And there they were, two college graduates and a pseudo-Hollywood executive, bums on the streets of Southern California, displaced from their own fairy tale lives. Together, the three of them went to Saul Goldstein’s house to stay in Mendocino County, California. Saul was a nervous, freckly-faced audio-visual expert in high school whom Len had somehow, by what was mishap and now seemed like a good stop on Fortuna’s wheel, a lucky deal of kismet, kept in touch with Saul over the years to make sure, if at the very least, he was not found as a windsock in a windless barn. Len had, when Saul opened the front door of his perfectly charming, viable and seemingly self-sustaining brick home to greet his houseguests, expected to see the too frail, too blemished, too self-destructive Saul he had remembered from high school. But Saul seemed to be doing just fine from what Len noticed at a welcoming glance. Saul had ameliorated his unsightliness (which had had him arrested a time or two on the streets for indecent exposure) to a degree of average, but what struck Len, especially amidst the social turmoil that had brought the trio of vagrants to his doorstep, was how well rested and calm Saul was. There were no Asian accents decorating his home, which would have led Len to believe Saul’s apparent wealth of inner peace had been a result of Eastern practices; in fact, Saul’s house reeked of simplicity, even parsimony, to Len. They drank tea together upon settling down, though, but it was not a potent blend of Oriental anything that might induce one into a deeper sense of self-awareness, just Lipton. The three little vagabonds each had a cup, but Saul had three or four, or five or seven, with each pour from the kettle in the kitchen reusing the tea bag. Minnie and Joab had noticed this and commented on this Saul’s slight idiosyncrasy, wondering if the tea loses its flavor.
“Waste not, want not, “ said Saul, tipping his chin up long before the teacup reached his lips.
“That’s an interesting saying,” Len said, with semi-childlike interest, “Do you have any others?”
“Nothing I’m sure you haven’t already learned,” Saul said, staring into the depths of his pale brown tea, dissolving into it another sugar cube.
“What is it that you do,” asked Minnie, leaning into the conversation.
“I’m retired.”
“Retired!” punctuated Len, “You’re my age, give or take, it’s only been twelve years, give or take, since we graduated together. You must have made a killing somewhere, was it the market? You must have an astounding portfolio, though if that’s the case your abode might look into the finer things, like a flat screen, a Porsche, and fine cigars!”

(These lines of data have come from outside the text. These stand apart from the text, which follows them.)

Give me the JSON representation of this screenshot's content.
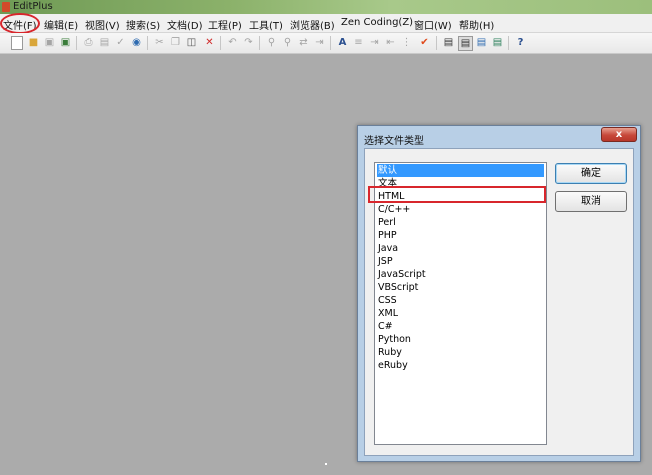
{
  "window": {
    "title": "EditPlus"
  },
  "menubar": [
    "文件(F)",
    "编辑(E)",
    "视图(V)",
    "搜索(S)",
    "文档(D)",
    "工程(P)",
    "工具(T)",
    "浏览器(B)",
    "Zen Coding(Z)",
    "窗口(W)",
    "帮助(H)"
  ],
  "dialog": {
    "title": "选择文件类型",
    "close_label": "x",
    "ok_label": "确定",
    "cancel_label": "取消",
    "file_types": [
      "默认",
      "文本",
      "HTML",
      "C/C++",
      "Perl",
      "PHP",
      "Java",
      "JSP",
      "JavaScript",
      "VBScript",
      "CSS",
      "XML",
      "C#",
      "Python",
      "Ruby",
      "eRuby"
    ],
    "selected_index": 0,
    "highlighted_item": "HTML"
  },
  "toolbar_icons": [
    "new-file-icon",
    "open-file-icon",
    "save-icon",
    "save-all-icon",
    "print-icon",
    "print-preview-icon",
    "spell-check-icon",
    "browser-preview-icon",
    "cut-icon",
    "copy-icon",
    "paste-icon",
    "delete-icon",
    "undo-icon",
    "redo-icon",
    "find-icon",
    "find-in-files-icon",
    "replace-icon",
    "goto-icon",
    "font-icon",
    "hex-icon",
    "indent-icon",
    "unindent-icon",
    "line-number-icon",
    "check-icon",
    "view-icon",
    "ruler-icon",
    "cliptext-icon",
    "directory-icon",
    "help-icon"
  ],
  "colors": {
    "accent_red": "#d8262c",
    "selection": "#3399ff"
  }
}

“No, no, wasn’t the market or anything that would encourage the cultivation of other such practices you mentioned,” Saul said, re-engaging himself into the conversation. “I made a modest earning buying and selling audio visual equipment. You make your money when you buy things, buy your straw hats in the winter, and you never make money working for wages, as my father always said. Anyways,” Saul carried on making eye contact with his three listeners, “I saved what I earned rather than spending it on expensive cigars and cheap women, lived beneath my means, not spending more than I earned, and paying with cash instead of credit. I’ve managed to stay out of debt by living simply, as though I were in The Woods. It may not be much, but everything I own I own free and clear, everything I’ve borrowed I’ve been able to pay back, and the investments I’ve made have been smart and intuitive ones, though my accountant and broker usually disagree.”
“I see,” said Len, trying to appear enlightened, “so what you’re saying is that, in life, the bulls make money, the bears make money, and the hogs get slaughtered!”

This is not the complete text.